Rheology (from the Greek ρειν, “to flow”) is the study of the properties of materials that determine how they flow in response to applied forces. The quantities that characterize the internal state of a flowing material are the stress (the force per unit area acting on internal surfaces) and the strain rate (the rate at which the flow velocity varies from point to point). The mathematical relation between the two is called the “rheology” of the material. Rheology is a critical issue for numerous industrial and natural processes spanning a huge range of spatial and temporal scales.  Understanding and controlling the rheology of complex fluids is essential for industrial products with hundreds of billions of euros in annual sales, like processed food, cosmetics, paint, polymers, and glass.  It is also essential for predicting the effect of forming processes on the engineering properties of the metallic or ceramic pieces and to optimize the combination of thermal and mechanical processes used in their fabrication. The rheology of rocks is an essential parameter for the dynamics of our planet. On a global scale, the most important evidence for the complex rheology of the silicate Earth is plate tectonics, which corresponds to a highly heterogeneous and localized deformation of the Earth’s surface in response to global mantle convection. Complex rheology is a necessary condition  for producing strain localization. The “Grand Challenge” is to understand how the different factors that determine the rheology of rocks work together to influence large-scale dynamics of our planet. Rheology is also a critical parameter in many fields of Earth Sciences that have a direct societal impact. Estimating earthquakes and tsunami hazard depends essentially on our knowledge of faults rheology. Establishment of safe natural reservoirs for chemical and radioactive waste is contingent on our ability to predict the deformation of these reservoirs and its effect on their sealing capacity over long time spans. Interactions between deformation and fluids are also a fundamental parameter in energy production, both for the extraction of fossil fuels and for the development of clean energy production methods, like geothermal.

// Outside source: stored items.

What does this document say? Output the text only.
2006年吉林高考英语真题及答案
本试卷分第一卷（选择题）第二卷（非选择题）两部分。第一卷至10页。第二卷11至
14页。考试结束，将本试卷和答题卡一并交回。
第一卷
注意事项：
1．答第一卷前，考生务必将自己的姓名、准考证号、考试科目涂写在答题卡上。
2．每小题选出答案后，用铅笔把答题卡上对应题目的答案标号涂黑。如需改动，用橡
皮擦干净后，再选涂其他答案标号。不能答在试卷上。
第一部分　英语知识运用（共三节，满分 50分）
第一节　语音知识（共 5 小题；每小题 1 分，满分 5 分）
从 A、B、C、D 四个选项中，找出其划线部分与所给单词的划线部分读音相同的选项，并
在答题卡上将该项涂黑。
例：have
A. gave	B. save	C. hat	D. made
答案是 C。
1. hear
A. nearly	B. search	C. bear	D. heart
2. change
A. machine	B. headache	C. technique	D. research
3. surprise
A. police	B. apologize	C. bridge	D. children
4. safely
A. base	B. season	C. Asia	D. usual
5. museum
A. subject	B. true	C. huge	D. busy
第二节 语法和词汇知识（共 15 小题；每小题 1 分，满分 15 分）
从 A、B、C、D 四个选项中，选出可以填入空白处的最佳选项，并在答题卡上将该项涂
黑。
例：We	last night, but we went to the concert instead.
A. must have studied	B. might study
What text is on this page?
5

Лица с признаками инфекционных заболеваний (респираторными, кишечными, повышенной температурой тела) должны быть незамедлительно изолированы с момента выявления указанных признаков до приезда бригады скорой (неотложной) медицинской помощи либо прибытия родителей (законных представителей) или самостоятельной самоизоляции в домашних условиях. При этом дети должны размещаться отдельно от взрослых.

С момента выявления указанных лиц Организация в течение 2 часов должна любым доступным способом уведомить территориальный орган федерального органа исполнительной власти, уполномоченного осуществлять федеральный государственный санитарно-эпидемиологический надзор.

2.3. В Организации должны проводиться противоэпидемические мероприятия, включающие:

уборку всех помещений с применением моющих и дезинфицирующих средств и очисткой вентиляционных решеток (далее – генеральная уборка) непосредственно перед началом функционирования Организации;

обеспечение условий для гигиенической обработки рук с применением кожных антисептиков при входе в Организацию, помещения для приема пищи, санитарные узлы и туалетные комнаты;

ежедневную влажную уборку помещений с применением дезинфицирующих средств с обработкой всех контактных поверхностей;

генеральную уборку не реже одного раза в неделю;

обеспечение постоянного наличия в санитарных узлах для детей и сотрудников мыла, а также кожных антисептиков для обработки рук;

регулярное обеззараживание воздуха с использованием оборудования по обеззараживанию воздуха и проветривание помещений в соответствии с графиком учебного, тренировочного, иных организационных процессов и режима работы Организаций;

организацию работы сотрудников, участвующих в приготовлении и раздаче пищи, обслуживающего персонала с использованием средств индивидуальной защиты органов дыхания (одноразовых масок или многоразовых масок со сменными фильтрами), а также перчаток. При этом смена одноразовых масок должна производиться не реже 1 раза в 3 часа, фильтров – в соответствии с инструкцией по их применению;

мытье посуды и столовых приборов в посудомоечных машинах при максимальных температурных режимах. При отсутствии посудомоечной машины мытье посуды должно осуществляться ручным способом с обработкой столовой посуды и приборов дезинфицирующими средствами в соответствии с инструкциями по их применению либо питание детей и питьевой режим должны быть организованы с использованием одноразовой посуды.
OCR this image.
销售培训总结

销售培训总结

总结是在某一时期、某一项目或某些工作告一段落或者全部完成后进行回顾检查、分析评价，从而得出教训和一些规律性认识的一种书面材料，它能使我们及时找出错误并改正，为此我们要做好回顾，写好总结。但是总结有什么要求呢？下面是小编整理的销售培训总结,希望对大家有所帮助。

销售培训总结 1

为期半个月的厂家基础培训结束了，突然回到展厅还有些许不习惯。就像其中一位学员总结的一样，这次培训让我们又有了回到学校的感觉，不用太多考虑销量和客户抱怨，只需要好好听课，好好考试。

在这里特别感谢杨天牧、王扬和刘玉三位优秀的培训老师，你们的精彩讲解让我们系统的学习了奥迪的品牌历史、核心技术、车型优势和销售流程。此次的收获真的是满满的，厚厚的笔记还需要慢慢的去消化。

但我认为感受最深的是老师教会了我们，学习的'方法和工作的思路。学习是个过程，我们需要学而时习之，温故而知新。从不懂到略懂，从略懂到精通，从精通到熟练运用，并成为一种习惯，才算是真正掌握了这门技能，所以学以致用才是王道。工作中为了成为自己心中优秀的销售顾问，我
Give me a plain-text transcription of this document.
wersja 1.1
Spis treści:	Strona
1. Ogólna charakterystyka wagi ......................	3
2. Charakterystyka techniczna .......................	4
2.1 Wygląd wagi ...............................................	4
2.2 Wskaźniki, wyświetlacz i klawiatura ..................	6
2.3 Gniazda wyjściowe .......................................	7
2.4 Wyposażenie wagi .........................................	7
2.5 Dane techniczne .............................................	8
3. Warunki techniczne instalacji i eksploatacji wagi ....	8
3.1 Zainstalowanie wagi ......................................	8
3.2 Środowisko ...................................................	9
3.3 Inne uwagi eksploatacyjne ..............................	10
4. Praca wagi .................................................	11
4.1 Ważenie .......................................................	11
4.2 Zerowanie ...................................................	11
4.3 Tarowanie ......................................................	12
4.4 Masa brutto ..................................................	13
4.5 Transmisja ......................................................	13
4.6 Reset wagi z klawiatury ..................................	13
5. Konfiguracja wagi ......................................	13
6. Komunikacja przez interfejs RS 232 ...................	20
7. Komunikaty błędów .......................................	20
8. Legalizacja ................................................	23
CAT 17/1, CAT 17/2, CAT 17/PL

CREEP proposes an  interdisciplinary and multiscale approach to study the origin of rheological complexity in Earth and analogous materials and how it controls the dynamics of our planet, including natural and human-induced seismicity, and affects a large range of industrial applications, from energy production and waste storage to production of high-performance glasses.

The primary objectives of CREEP are:

1.  to  advance our understanding of the complex rheology of Earth and industrial materials and its consequences to our planet dynamics, including natural and induced seismicity, to the production of fossil or renewable energy production, or on industrial applications using a fully multidisciplinary approach (mineral physics, petrology, seismology, geodynamics) spanning the whole range of spatial scales involved, from the nanoscale to global mantle dynamics;

2. to train 16 early-stage researchers (ESRs) in state-of-the-art concepts and leading-edge research techniques that are essential to study the rheological behaviour of complex materials and their consequences to a large variety of Earth and industrial processes, while providing them strong career-management skills and solid professional connections;

3. to increase the impact and international visibility of European research by establishing a long-term synergistic partnership among 10 internationally recognized academic research teams in complementary fields of Earth Sciences, one non-profit organization, and 10 industrial partners.